Yvette kaget dan langsung menyeka air matanya, "Apa yang kau lakukan di sini?"

"Maaf, aku tidak sengaja mendengar pembicaraanmu dan Gisel," kata Adam.

Yvette tidak membalas ucapannya, ia memilih membereskan pecahan-pecahan cangkir dan air teh yang berceceran dilantai.

"Aku marah mendengarnya," gumam Adam.

"Jangan dibahas lagi, ok?" kata Yvette menatapnya kesal.

Setelah beres, Yvette ingin meninggalkan dapur. Namun Adam mencekal tangannya dan menariknya sampai tubuh Yvette bertabrakan dengan tubuh Adam.

Adam berkata, "Kau harus tahu latar belakang keluargaku yang tidak orang ketahui. Dan mungkin ada seseorang dari keluargamu yang melihatnya dan... keluargamu membenci kami."

"Aku sudah tahu. Ibu dan kakak perempuanmu penyihir," kata Yvette dengan nada pelan.

Adam mengernyit, "Alceo menceritakannya padamu?"

"Bukan dia. Tapi itu juga menyedihkan, kenapa kalian tidak menceritakannya padaku?" Yvette menghentak tangan Adam hingga cekalannya terlepas.

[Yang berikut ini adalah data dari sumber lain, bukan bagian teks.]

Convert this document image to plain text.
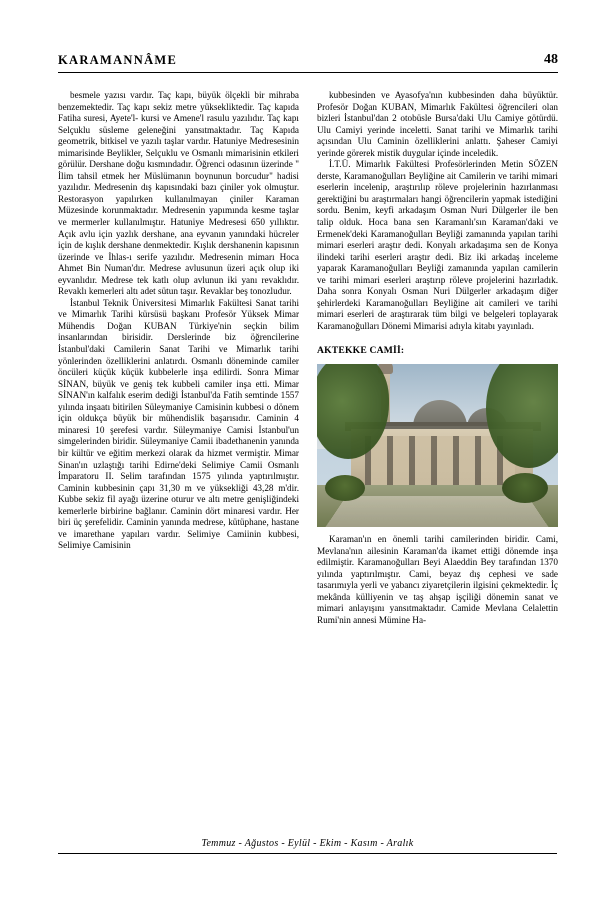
KARAMANNÂME	48

besmele yazısı vardır. Taç kapı, büyük ölçekli bir mihraba benzemektedir. Taç kapı sekiz metre yüksekliktedir. Taç kapıda Fatiha suresi, Ayete'l- kursi ve Amene'l rasulu yazılıdır. Taç kapı Selçuklu süsleme geleneğini yansıtmaktadır. Taç Kapıda geometrik, bitkisel ve yazılı taşlar vardır. Hatuniye Medresesinin mimarisinde Beylikler, Selçuklu ve Osmanlı mimarisinin etkileri görülür. Dershane doğu kısmındadır. Öğrenci odasının üzerinde " İlim tahsil etmek her Müslümanın boynunun borcudur" hadisi yazılıdır. Medresenin dış kapısındaki bazı çiniler yok olmuştur. Restorasyon yapılırken kullanılmayan çiniler Karaman Müzesinde korunmaktadır. Medresenin yapımında kesme taşlar ve mermerler kullanılmıştır. Hatuniye Medresesi 650 yıllıktır. Açık avlu için yazlık dershane, ana eyvanın yanındaki hücreler için de kışlık dershane denmektedir. Kışlık dershanenin kapısının üzerinde ve İhlas-ı serife yazılıdır. Medresenin mimarı Hoca Ahmet Bin Numan'dır. Medrese avlusunun üzeri açık olup iki eyvanlıdır. Medrese tek katlı olup avlunun iki yanı revaklıdır. Revaklı kemerleri altı adet sütun taşır. Revaklar beş tonozludur.

İstanbul Teknik Üniversitesi Mimarlık Fakültesi Sanat tarihi ve Mimarlık Tarihi kürsüsü başkanı Profesör Yüksek Mimar Mühendis Doğan KUBAN Türkiye'nin seçkin bilim insanlarından birisidir. Derslerinde biz öğrencilerine İstanbul'daki Camilerin Sanat Tarihi ve Mimarlık tarihi yönlerinden özelliklerini anlatırdı. Osmanlı döneminde camiler öncüleri küçük küçük kubbelerle inşa edilirdi. Sonra Mimar SİNAN, büyük ve geniş tek kubbeli camiler inşa etti. Mimar SİNAN'ın kalfalık eserim dediği İstanbul'da Fatih semtinde 1557 yılında inşaatı bitirilen Süleymaniye Camisinin kubbesi o dönem için oldukça büyük bir mühendislik başarısıdır. Caminin 4 minaresi 10 şerefesi vardır. Süleymaniye Camisi İstanbul'un simgelerinden biridir. Süleymaniye Camii ibadethanenin yanında bir kültür ve eğitim merkezi olarak da hizmet vermiştir. Mimar Sinan'ın uzlaştığı tarihi Edirne'deki Selimiye Camii Osmanlı İmparatoru II. Selim tarafından 1575 yılında yaptırılmıştır. Caminin kubbesinin çapı 31,30 m ve yüksekliği 43,28 m'dir. Kubbe sekiz fil ayağı üzerine oturur ve altı metre genişliğindeki kemerlerle birbirine bağlanır. Caminin dört minaresi vardır. Her biri üç şerefelidir. Caminin yanında medrese, kütüphane, hastane ve imarethane yapıları vardır. Selimiye Camiinin kubbesi, Selimiye Camisinin

kubbesinden ve Ayasofya'nın kubbesinden daha büyüktür. Profesör Doğan KUBAN, Mimarlık Fakültesi öğrencileri olan bizleri İstanbul'dan 2 otobüsle Bursa'daki Ulu Camiye götürdü. Ulu Camiyi yerinde inceletti. Sanat tarihi ve Mimarlık tarihi açısından Ulu Caminin özelliklerini anlattı. Şaheser Camiyi yerinde görerek mistik duygular içinde inceledik.

İ.T.Ü. Mimarlık Fakültesi Profesörlerinden Metin SÖZEN derste, Karamanoğulları Beyliğine ait Camilerin ve tarihi mimari eserlerin incelenip, araştırılıp röleve projelerinin hazırlanması gerektiğini bu araştırmaları hangi öğrencilerin yapmak istediğini sordu. Benim, keyfi arkadaşım Osman Nuri Dülgerler ile ben talip olduk. Hoca bana sen Karamanlı'sın Karaman'daki ve Ermenek'deki Karamanoğulları Beyliği zamanında yapılan tarihi mimari eserleri araştır dedi. Konyalı arkadaşıma sen de Konya ilindeki tarihi eserleri araştır dedi. Biz iki arkadaş inceleme yaparak Karamanoğulları Beyliği zamanında yapılan camilerin ve tarihi mimari eserleri araştırıp röleve projelerini hazırladık. Daha sonra Konyalı Osman Nuri Dülgerler arkadaşım diğer şehirlerdeki Karamanoğulları Beyliğine ait camileri ve tarihi mimari eserleri de araştırarak tüm bilgi ve belgeleri toplayarak Karamanoğulları Dönemi Mimarisi adıyla kitabı yayınladı.

AKTEKKE CAMİİ:

Karaman'ın en önemli tarihi camilerinden biridir. Cami, Mevlana'nın ailesinin Karaman'da ikamet ettiği dönemde inşa edilmiştir. Karamanoğulları Beyi Alaeddin Bey tarafından 1370 yılında yaptırılmıştır. Cami, beyaz dış cephesi ve sade tasarımıyla yerli ve yabancı ziyaretçilerin ilgisini çekmektedir. İç mekânda külliyenin ve taş ahşap işçiliği dönemin sanat ve mimari anlayışını yansıtmaktadır. Camide Mevlana Celalettin Rumi'nin annesi Mümine Ha-

Temmuz - Ağustos - Eylül - Ekim - Kasım - Aralık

Adam menghela nafas, "Bukankah rahasia tetaplah rahasia? Semua orang butuh privacy. Lagipula kami.. orang-orang baik. Kami takkan melukai siapapun, Yvette."

Yvette tersenyum, "Ya, aku tahu. Aku dekat dengan keluargamu sejak kecil. Tapi sekarang salah satu anggota keluargamu menyakitiku, melukaiku. Sampaikan terimakasihku pada Alceo Englberht."

Adam tercekat. Yvette ingin pergi, tapi lagi-lagi Adam mencegahnya. Adam mencekal tangannya, menariknya seperti sebelumnya.

"Aku menyesal membiarkanmu bersamanya," kata Adam dengan ekspresi marah.

Yvette berusaha melepaskan cekalan Adam, namun Adam semakin menguatkan cekalannya.

"Selama ini aku mencintaimu di tengah hubungan kalian. Yang aku pikir dia pria yang terbaik untukmu, tapi ternyata aku salah," desis Adam.

"Adam, lepaskan! Sebelum ada yang datang. Adam!" Yvette masih berusaha menarik cekalannya.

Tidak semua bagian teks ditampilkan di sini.